One of these is intertrigo which is a skin condition that is often seen in infants who are chubby and have "no necks". Because of this "no neck" phenomena, a baby's chin and lower jaw may rest right on the chest. When parents are bathing a baby they sometimes don't realize that you have to lift up the baby's chin and hyperextend the head to ensure that the skin folds around the neck are getting clean and staying dry. This is also true for skin folds under the arms, or in the inner thigh.
When the skin folds rub together the skin can break down and become red, raw and macerated. If the moisture and rubbing are persistent the skin may even begin to weep a bit of yellowish fluid.

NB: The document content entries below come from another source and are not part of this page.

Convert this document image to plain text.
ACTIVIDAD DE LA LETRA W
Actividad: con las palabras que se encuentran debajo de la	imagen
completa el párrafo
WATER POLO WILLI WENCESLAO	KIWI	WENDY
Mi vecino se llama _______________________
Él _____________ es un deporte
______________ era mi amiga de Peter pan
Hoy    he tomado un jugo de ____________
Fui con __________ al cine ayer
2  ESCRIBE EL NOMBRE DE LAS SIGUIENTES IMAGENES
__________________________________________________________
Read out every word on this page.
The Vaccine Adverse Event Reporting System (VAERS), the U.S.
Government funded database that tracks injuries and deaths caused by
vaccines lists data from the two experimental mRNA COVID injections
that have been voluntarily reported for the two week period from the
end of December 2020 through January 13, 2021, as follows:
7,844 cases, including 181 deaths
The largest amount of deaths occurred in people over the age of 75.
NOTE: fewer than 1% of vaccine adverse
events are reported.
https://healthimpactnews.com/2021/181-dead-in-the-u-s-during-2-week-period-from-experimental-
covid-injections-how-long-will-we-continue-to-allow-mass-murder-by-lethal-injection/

Babies are constantly dribbling milk from their mouths onto their chins, and then the fluid runs right down and accumulates beneath the neck. On top of this moisture there is also perspiration, especially with warm weather, which accumulates in the skin folds. That is why intertrigo is more common during hot weather.
I just saw a baby with terrible intertrigo and I think that her parents were dressing her in multiple layers (a T-shirt, flannel onesie and a blanket) and her neck was so inflamed and wet and weepy. I told her Mom that the first thing we needed to do was to take all of this off of her as she was overdressed and overheated. She just needed to be in a cotton gown as it was about 70 degrees outside.
The best way to treat intertrigo is to stretch out the neck after bathing and really dry it well. I evened used the blow dryer on warm on my own boy's necks so that I could make sure the skin folds were dry. If the area is still moist and starting to get inflamed I like to use Dommeboro soaks, which is soothing as well as drying. You can buy this at your drugstore (but it is a bit pricey) or you can make a similar solution by mixing 1 part vinegar to 4 parts water. Apply this solution to the weepy/inflamed area several times a day. I soak cotton diapers or old t-shirts or burp pads and lay it over the area for awhile. There is another product called Zeasorb that absorbs moisture as well.
It sometimes also helps to use a topical cortisone cream to help with the inflammation. There are several products available OTC, or your doctor may also prescribe a steroid cream.
Because the top layer of the skin has been damaged it is also prone to getting an infection. If the area is not getting better and appears infected you should see your doctor as the skin may get secondarily infected with bacteria as well as yeast. In these cases I use a topical antibacterial cream or anti-fungal cream. In some cases an oral antibiotic may be necessary.
The best medicine is always prevention, so don't over bundle your baby and make sure to get in those "creases" so you don't end up having to treat intertrigo.